Early HCT Following Newborn Screening for SCID: Results and Outcomes

This webinar will be on February 9, 2027 (16:00 CET)

This webinar will use the complete 9-year experience of the Catalan NBS programme as a case study of the broader clinical benefits of universal newborn screening for SCID, with a focus on HCT outcomes, immune reconstitution, chimerism, and long-term follow-up. We will discuss how early diagnosis through NBS shapes transplant outcomes, the role of different donor sources and conditioning regimens in very young infants, and the management of complications including GVHD, viral reactivations, and autoimmunity. We will also address the expanding role of gene therapy and thymus transplantation for genotypes not suitable for standard HCT, and the critical importance of international networks for access to these novel therapies. 

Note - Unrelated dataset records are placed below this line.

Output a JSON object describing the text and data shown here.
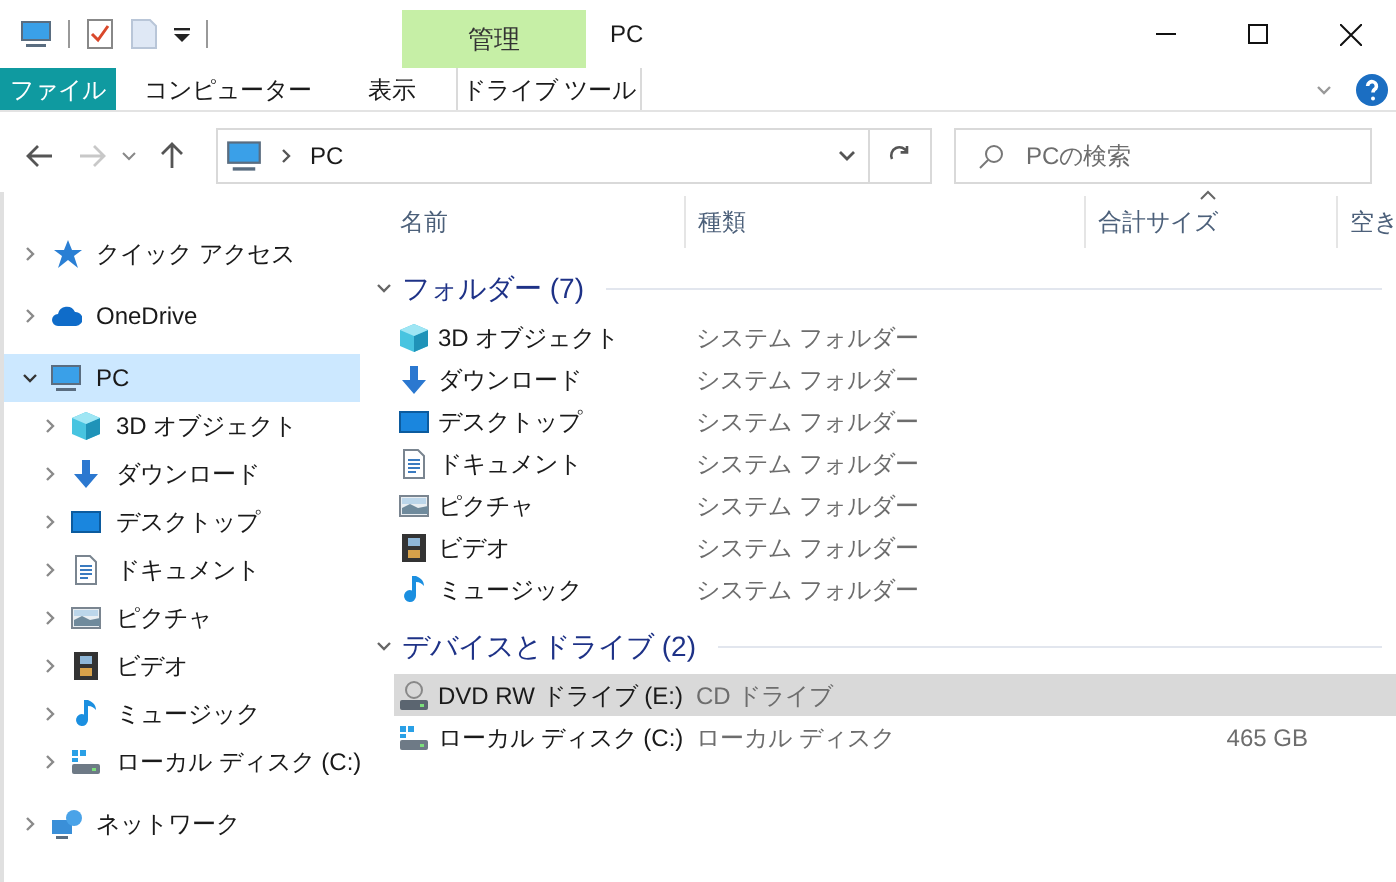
{
  "title_bar": {
    "context_tab": "管理",
    "title": "PC"
  },
  "ribbon": {
    "tabs": [
      {
        "label": "ファイル",
        "kind": "file"
      },
      {
        "label": "コンピューター",
        "kind": "normal"
      },
      {
        "label": "表示",
        "kind": "normal"
      },
      {
        "label": "ドライブ ツール",
        "kind": "context"
      }
    ]
  },
  "address_bar": {
    "back_disabled": false,
    "forward_disabled": true,
    "path": [
      "PC"
    ]
  },
  "search": {
    "placeholder": "PCの検索"
  },
  "navigation": [
    {
      "label": "クイック アクセス",
      "kind": "star",
      "expanded": false,
      "selected": false
    },
    {
      "label": "OneDrive",
      "kind": "cloud",
      "expanded": false,
      "selected": false
    },
    {
      "label": "PC",
      "kind": "pc",
      "expanded": true,
      "selected": true,
      "children": [
        {
          "label": "3D オブジェクト",
          "kind": "cube",
          "expanded": false,
          "selected": false
        },
        {
          "label": "ダウンロード",
          "kind": "download",
          "expanded": false,
          "selected": false
        },
        {
          "label": "デスクトップ",
          "kind": "desktop",
          "expanded": false,
          "selected": false
        },
        {
          "label": "ドキュメント",
          "kind": "document",
          "expanded": false,
          "selected": false
        },
        {
          "label": "ピクチャ",
          "kind": "pictures",
          "expanded": false,
          "selected": false
        },
        {
          "label": "ビデオ",
          "kind": "video",
          "expanded": false,
          "selected": false
        },
        {
          "label": "ミュージック",
          "kind": "music",
          "expanded": false,
          "selected": false
        },
        {
          "label": "ローカル ディスク (C:)",
          "kind": "disk",
          "expanded": false,
          "selected": false
        }
      ]
    },
    {
      "label": "ネットワーク",
      "kind": "network",
      "expanded": false,
      "selected": false
    }
  ],
  "columns": [
    {
      "label": "名前",
      "sorted": false
    },
    {
      "label": "種類",
      "sorted": false
    },
    {
      "label": "合計サイズ",
      "sorted": true
    },
    {
      "label": "空き",
      "sorted": false
    }
  ],
  "groups": [
    {
      "title": "フォルダー (7)",
      "expanded": true,
      "items": [
        {
          "name": "3D オブジェクト",
          "kind": "cube",
          "type": "システム フォルダー",
          "selected": false
        },
        {
          "name": "ダウンロード",
          "kind": "download",
          "type": "システム フォルダー",
          "selected": false
        },
        {
          "name": "デスクトップ",
          "kind": "desktop",
          "type": "システム フォルダー",
          "selected": false
        },
        {
          "name": "ドキュメント",
          "kind": "document",
          "type": "システム フォルダー",
          "selected": false
        },
        {
          "name": "ピクチャ",
          "kind": "pictures",
          "type": "システム フォルダー",
          "selected": false
        },
        {
          "name": "ビデオ",
          "kind": "video",
          "type": "システム フォルダー",
          "selected": false
        },
        {
          "name": "ミュージック",
          "kind": "music",
          "type": "システム フォルダー",
          "selected": false
        }
      ]
    },
    {
      "title": "デバイスとドライブ (2)",
      "expanded": true,
      "items": [
        {
          "name": "DVD RW ドライブ (E:)",
          "kind": "dvd",
          "type": "CD ドライブ",
          "selected": true
        },
        {
          "name": "ローカル ディスク (C:)",
          "kind": "disk",
          "type": "ローカル ディスク",
          "total_size": "465 GB",
          "selected": false
        }
      ]
    }
  ]
}
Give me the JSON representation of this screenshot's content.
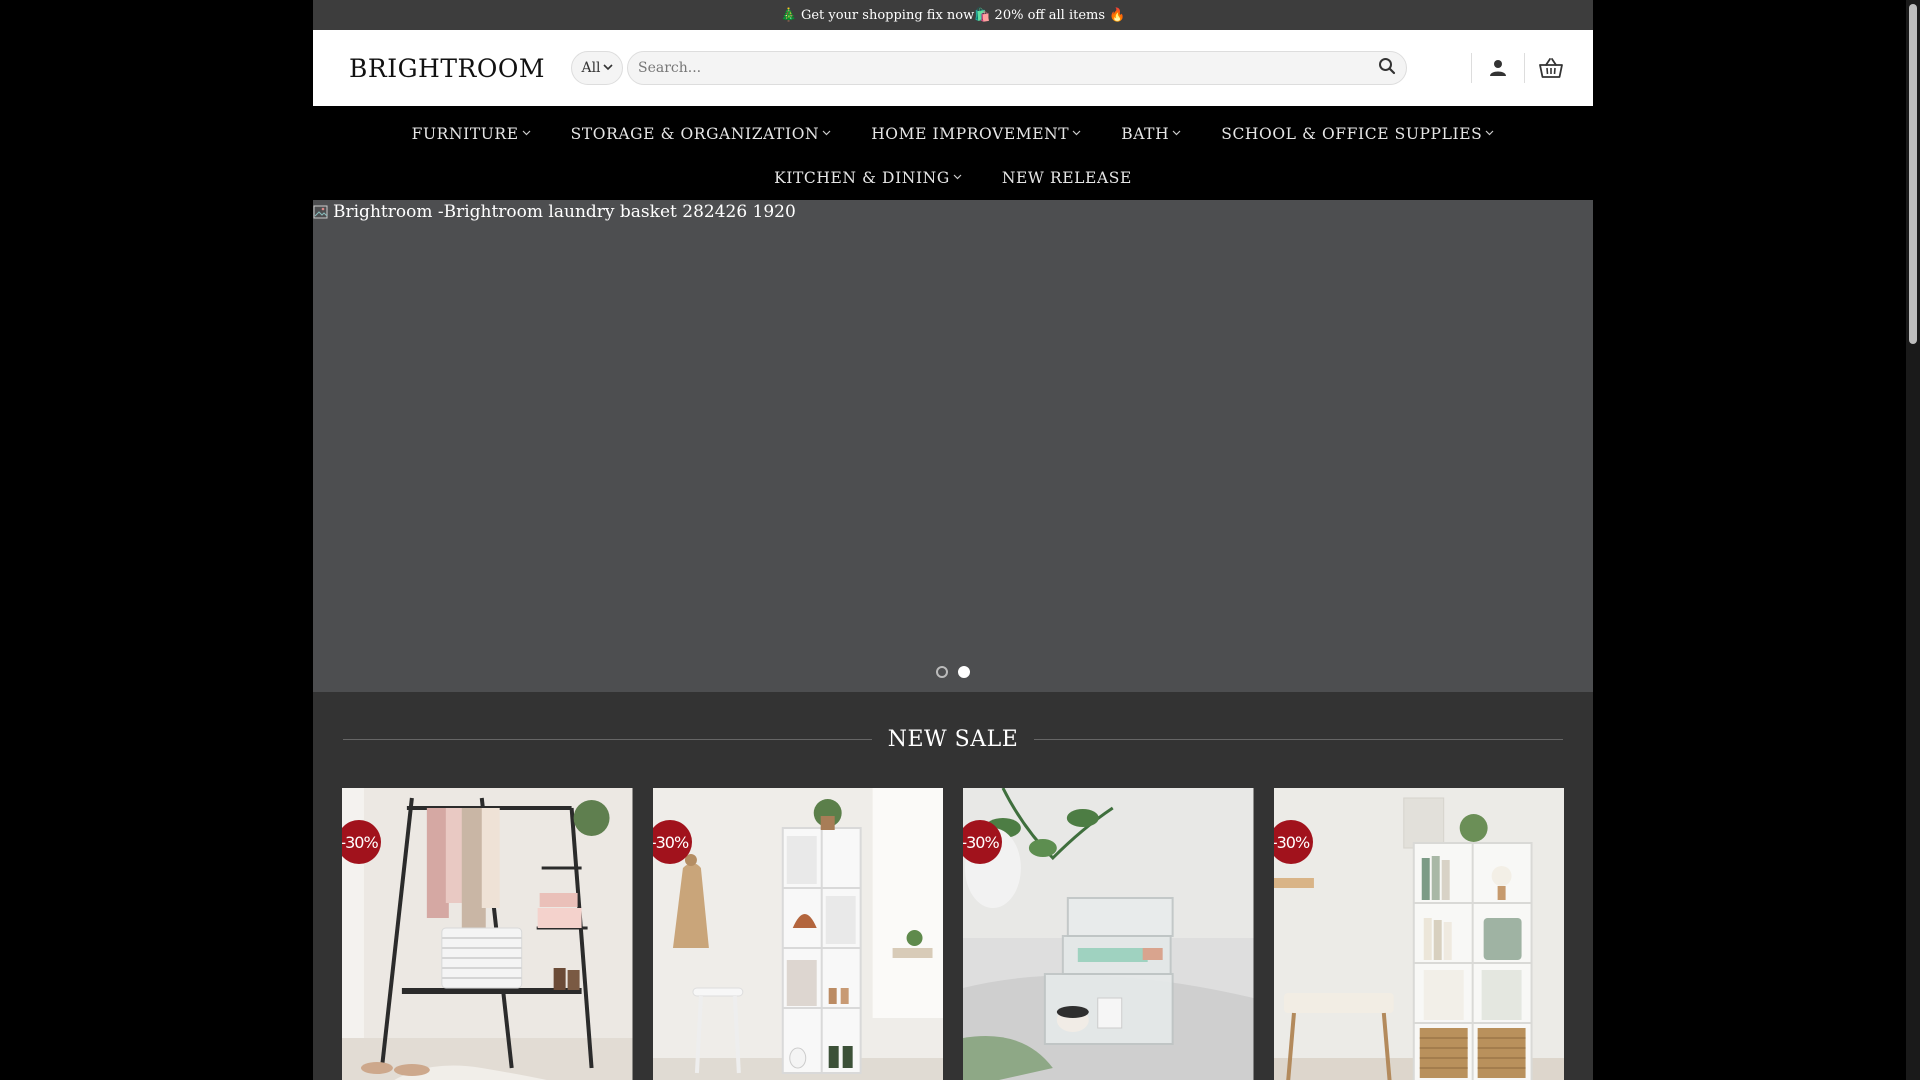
{
  "topbar": {
    "announcement": "🎄 Get your shopping fix now🛍️ 20% off all items 🔥"
  },
  "header": {
    "logo": "BRIGHTROOM",
    "category_select": "All",
    "search_placeholder": "Search..."
  },
  "nav": {
    "row1": [
      {
        "label": "FURNITURE"
      },
      {
        "label": "STORAGE & ORGANIZATION"
      },
      {
        "label": "HOME IMPROVEMENT"
      },
      {
        "label": "BATH"
      },
      {
        "label": "SCHOOL & OFFICE SUPPLIES"
      }
    ],
    "row2": [
      {
        "label": "KITCHEN & DINING"
      },
      {
        "label": "NEW RELEASE"
      }
    ]
  },
  "hero": {
    "alt_text": "Brightroom -Brightroom laundry basket 282426 1920",
    "active_slide": 2,
    "slide_count": 2
  },
  "section": {
    "title": "NEW SALE"
  },
  "products": [
    {
      "badge": "-30%"
    },
    {
      "badge": "-30%"
    },
    {
      "badge": "-30%"
    },
    {
      "badge": "-30%"
    }
  ],
  "colors": {
    "badge": "#a1121c",
    "hero_bg": "#4d4e50",
    "page_bg": "#333333"
  }
}
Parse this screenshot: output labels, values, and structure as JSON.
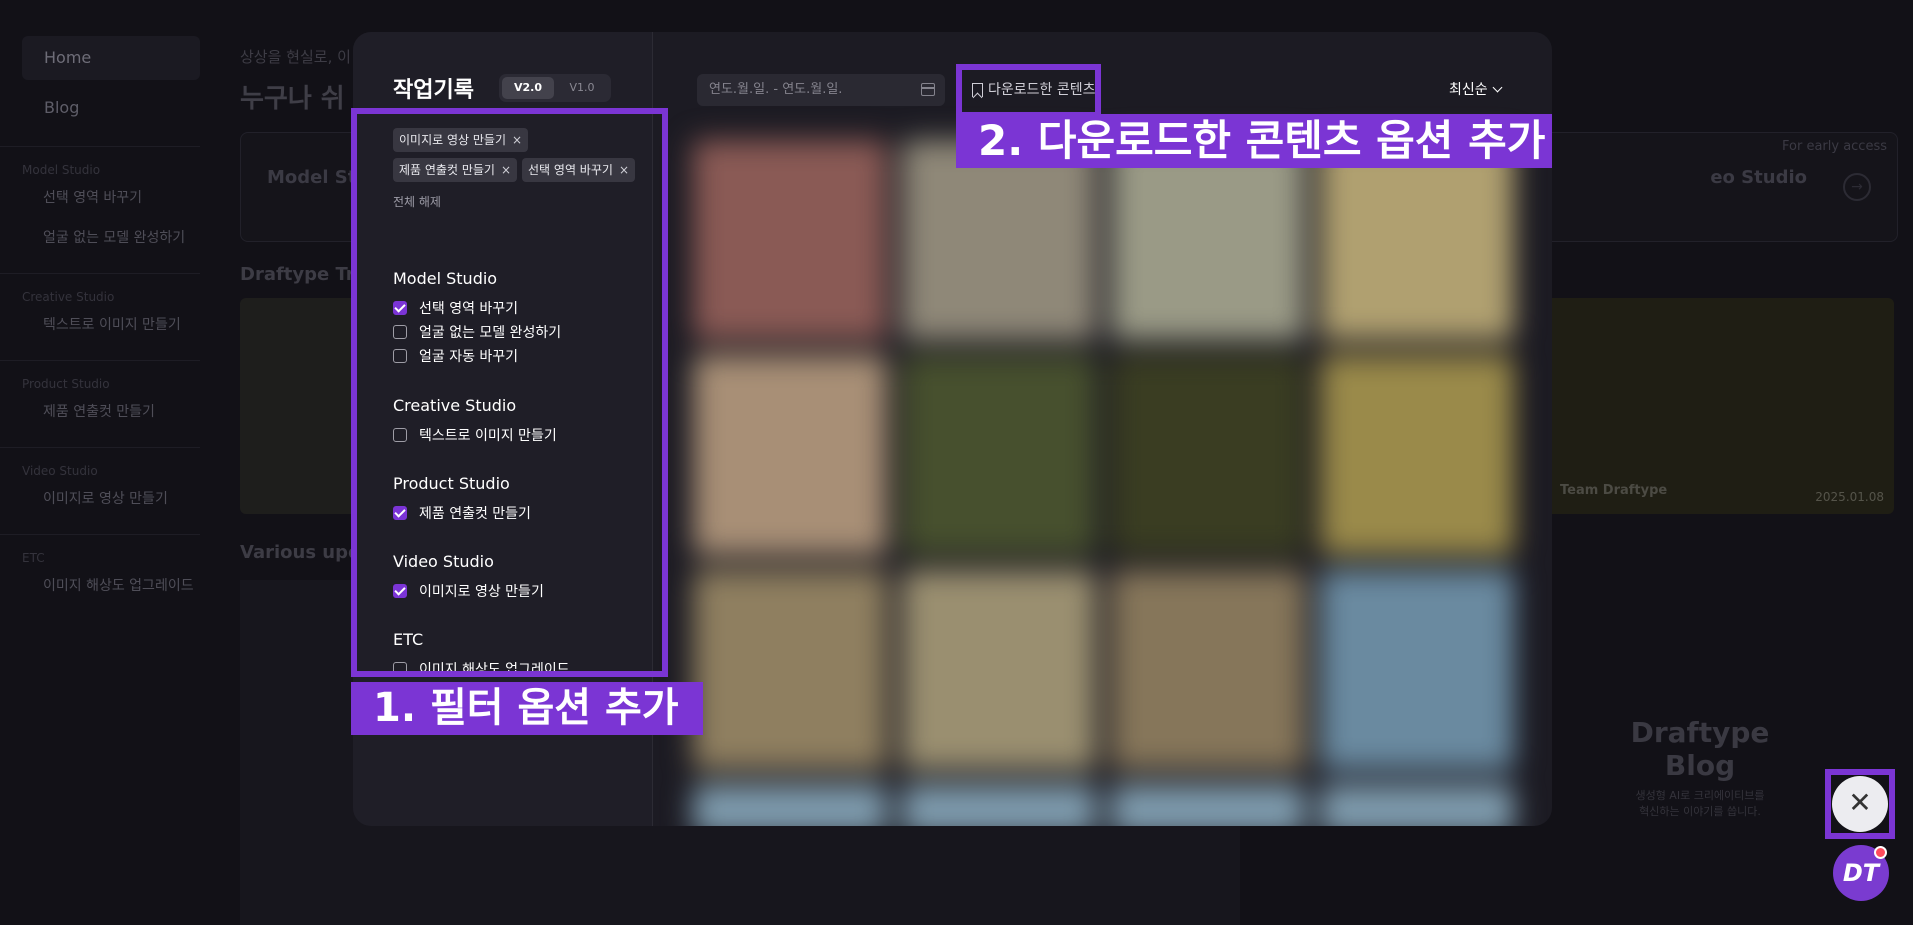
{
  "sidebar": {
    "home": "Home",
    "blog": "Blog",
    "groups": [
      {
        "title": "Model Studio",
        "links": [
          "선택 영역 바꾸기",
          "얼굴 없는 모델 완성하기"
        ]
      },
      {
        "title": "Creative Studio",
        "links": [
          "텍스트로 이미지 만들기"
        ]
      },
      {
        "title": "Product Studio",
        "links": [
          "제품 연출컷 만들기"
        ]
      },
      {
        "title": "Video Studio",
        "links": [
          "이미지로 영상 만들기"
        ]
      },
      {
        "title": "ETC",
        "links": [
          "이미지 해상도 업그레이드"
        ]
      }
    ]
  },
  "background": {
    "hero_sub": "상상을 현실로, 이",
    "hero_title": "누구나 쉬",
    "card_left": "Model Stu",
    "card_right": "eo Studio",
    "early_access": "For early access",
    "trend_title": "Draftype Tre",
    "various_title": "Various upd",
    "team_label": "Team Draftype",
    "date": "2025.01.08",
    "blog_title": "Draftype Blog",
    "blog_sub_1": "생성형 AI로 크리에이티브를",
    "blog_sub_2": "혁신하는 이야기를 씁니다."
  },
  "modal": {
    "title": "작업기록",
    "version_active": "V2.0",
    "version_inactive": "V1.0",
    "chips": [
      "이미지로 영상 만들기",
      "제품 연출컷 만들기",
      "선택 영역 바꾸기"
    ],
    "chip_close_icon": "×",
    "clear_all": "전체 해제",
    "filter_groups": [
      {
        "title": "Model Studio",
        "items": [
          {
            "label": "선택 영역 바꾸기",
            "checked": true
          },
          {
            "label": "얼굴 없는 모델 완성하기",
            "checked": false
          },
          {
            "label": "얼굴 자동 바꾸기",
            "checked": false
          }
        ]
      },
      {
        "title": "Creative Studio",
        "items": [
          {
            "label": "텍스트로 이미지 만들기",
            "checked": false
          }
        ]
      },
      {
        "title": "Product Studio",
        "items": [
          {
            "label": "제품 연출컷 만들기",
            "checked": true
          }
        ]
      },
      {
        "title": "Video Studio",
        "items": [
          {
            "label": "이미지로 영상 만들기",
            "checked": true
          }
        ]
      },
      {
        "title": "ETC",
        "items": [
          {
            "label": "이미지 해상도 업그레이드",
            "checked": false
          }
        ]
      }
    ],
    "date_placeholder": "연도.월.일. - 연도.월.일.",
    "downloaded_toggle": "다운로드한 콘텐츠",
    "sort_label": "최신순",
    "grid_colors": [
      [
        "#8a5a55",
        "#a88f76",
        "#8f7f60"
      ],
      [
        "#8f8878",
        "#47502e",
        "#9a8f70"
      ],
      [
        "#9a9a86",
        "#3a3d22",
        "#86765a"
      ],
      [
        "#b0a070",
        "#9a8a4a",
        "#6a8aa0"
      ]
    ]
  },
  "annotations": {
    "label_1": "1. 필터 옵션 추가",
    "label_2": "2. 다운로드한 콘텐츠 옵션 추가",
    "accent": "#7b35d4"
  },
  "fab": {
    "close_icon": "✕",
    "dt_label": "DT"
  }
}
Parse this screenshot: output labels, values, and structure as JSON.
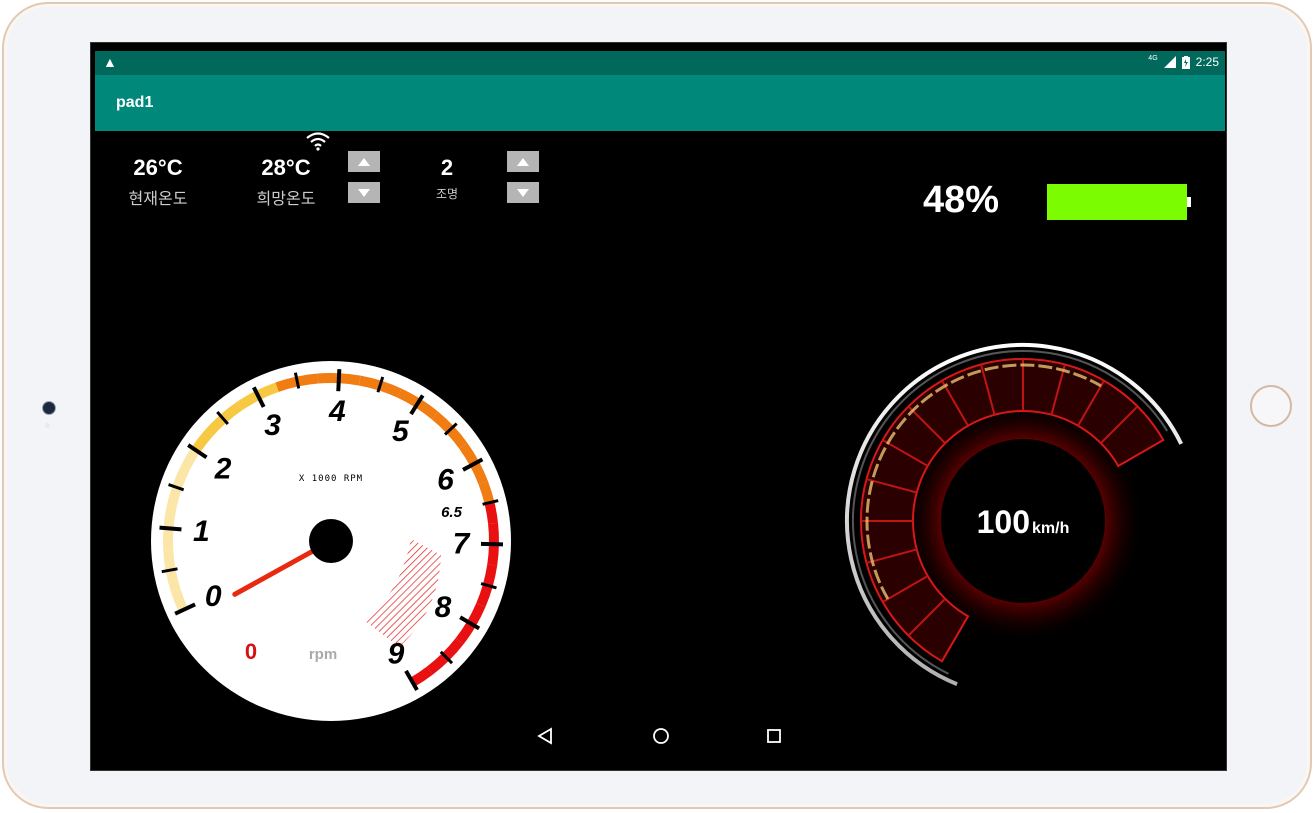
{
  "status_bar": {
    "warning_icon": "warning-icon",
    "time": "2:25",
    "network": "4G"
  },
  "app_bar": {
    "title": "pad1"
  },
  "climate": {
    "current_temp": "26°C",
    "current_label": "현재온도",
    "target_temp": "28°C",
    "target_label": "희망온도"
  },
  "lighting": {
    "value": "2",
    "label": "조명"
  },
  "battery": {
    "percent_text": "48%",
    "level": 0.48,
    "color": "#7cfc00"
  },
  "tachometer": {
    "scale_label": "X 1000 RPM",
    "ticks": [
      "0",
      "1",
      "2",
      "3",
      "4",
      "5",
      "6",
      "6.5",
      "7",
      "8",
      "9"
    ],
    "rpm_value": "0",
    "rpm_unit": "rpm"
  },
  "speedometer": {
    "value": "100",
    "unit": "km/h"
  }
}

Results will be compared with published international cohorts (PIDTC Lancet 2023, Switzerland, California NBS), reinforcing the broader message that early, pre-infection diagnosis through NBS is associated with the best outcomes worldwide, regardless of the specific programme model. The webinar will close with a call to expand universal SCID NBS to all Spanish regions and European countries currently without a programme. 

Speaker:

·Dr. Laura Alonso García, Attending Physician, Paediatric Haematopoietic Stem Cell Transplant Unit, Vall d’Hebron University Hospital, Barcelona, Spain.

Learning outcomes: 

After attending this webinar participants will be able to:

  • Describe the rationale and design of universal TREC-based newborn screening for SCID — including the principle of centralised, rapid (24–72h) referral following a positive screen — using the Catalan algorithm as a working example.
  • Identify the key pre-HCT and peri-HCT factors that determine outcome in NBS-identified SCID, including age at transplant, infection status, donor type, and conditioning regimen.
  • Interpret HCT outcome data (OS, engraftment, GVHD, immune reconstitution, chimerism) in NBS-identified SCID, and recognise how early, pre-infection diagnosis improves survival across published international cohorts.
  • Evaluate the role of gene therapy and thymus transplantation as alternatives to HCT in specific SCID genotypes, and recognise when international referral is required.
  • Advocate for the expansion of universal SCID NBS worldwide, based on the survival benefits demonstrated across national and regional programmes to date.